El sepulcro de Teresa de Noboa que coincide en el tiempo con el de su esposo se aleja en el aspecto formal del arcosolio que lo cobija definido por un arco apuntado gótico en cuya clave aparece un tema tan medieval como es el del ángel conduciendo el alma del difunto a la presencia del Todopoderoso. Esto no deja duda que se trata de elementos aprovechados. Sin embargo la tumba enlaza estéticamente con la de su esposo. Teresa de Noboa también es representada yacente y con las manos sobre el pecho en actitud oración. Va ataviada con amplia vestimenta y apoya su cabeza en dos almohadones. A sus pies juguetean dos perrillos que rompen con la severidad de la escena.

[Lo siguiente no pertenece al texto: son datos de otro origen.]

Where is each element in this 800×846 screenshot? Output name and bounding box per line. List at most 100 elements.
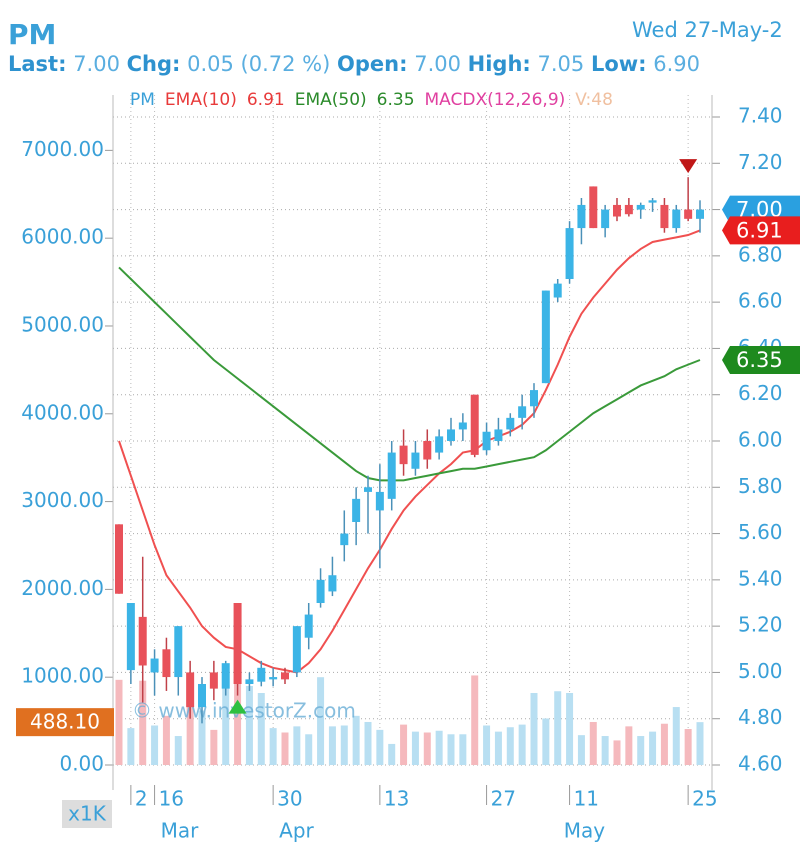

Los otros dos sepulcros que completan el conjunto funerario del templo de San Francisco corresponden a Juan de Noboa y a su nieta Elvira de Noboa. El primero era señor de la casa de Maceda y recibió sepultura en la iglesia franciscana junto su esposa, como hace constar en la inscripción que figura en el frente de su sarcófago. Juan de Noboa fue padre de varios hijos que a su muerte pleitearon por la herencia. Entre ellos Teresa, representada por su esposo Gonzalo de Puga. Pedro Yáñez Noboa, su primogénito, rompe con la tradición de ser enterrado en este templo al manifestar expresamente su deseo de serlo en Maceda. Elvira de Noboa era su hija mayor y heredera al no tener hijo varón legítimo.

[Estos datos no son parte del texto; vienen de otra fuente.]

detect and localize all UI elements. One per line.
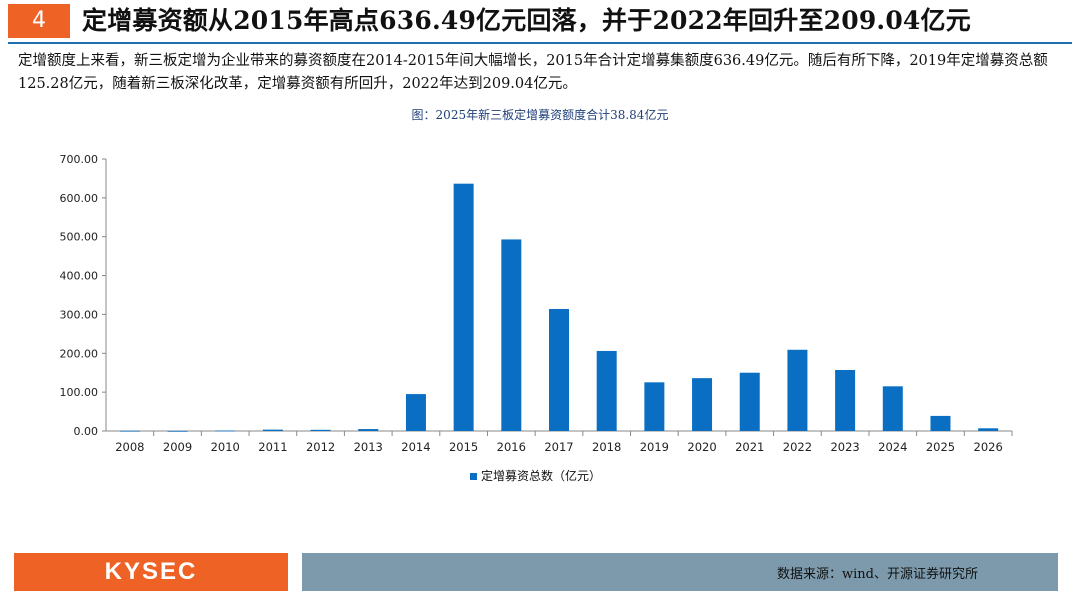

Los dos monumentos funerarios, a pesar del tiempo transcurrido entre el fallecimiento de Juan de Noboa y su nieta, son contemporáneos y aunque se desconoce su fecha exacta de ejecución se datan hacia finales del primer tercio del siglo XVI. Ambos presentan características formales coincidentes y sólo se aprecian pequeñas diferencias en los programas decorativos que enmarcan los arcosolios. Uno y otro personaje yacen sobre urnas sepulcrales revestidas con los hábitos que le son propios, él de guerrero con las manos sobre el pecho, ella con un manto de amplios pliegues y las manos juntas en actitud de recogimiento y oración. Un ángel y un paje acompaña a cada uno de ellos respectivamente. La decoración heráldica se limita a un escudo en uno de los ángulos superiores de cada sepulcro. La inserción de ángeles a modo de festón bajo el arco rebajado del arcosolio contribuye a crear una escenografía de recuerdo medieval. Los abundantes motivos ornamentales, grutescos, estatuillas o motivos vegetales, que adornan los arcosolios, aunque dentro de las soluciones decorativas del Plateresco anuncia la presencia de elementos renacentistas.

(*)Doctora de Historia del Arte, catedrática de Secundaria.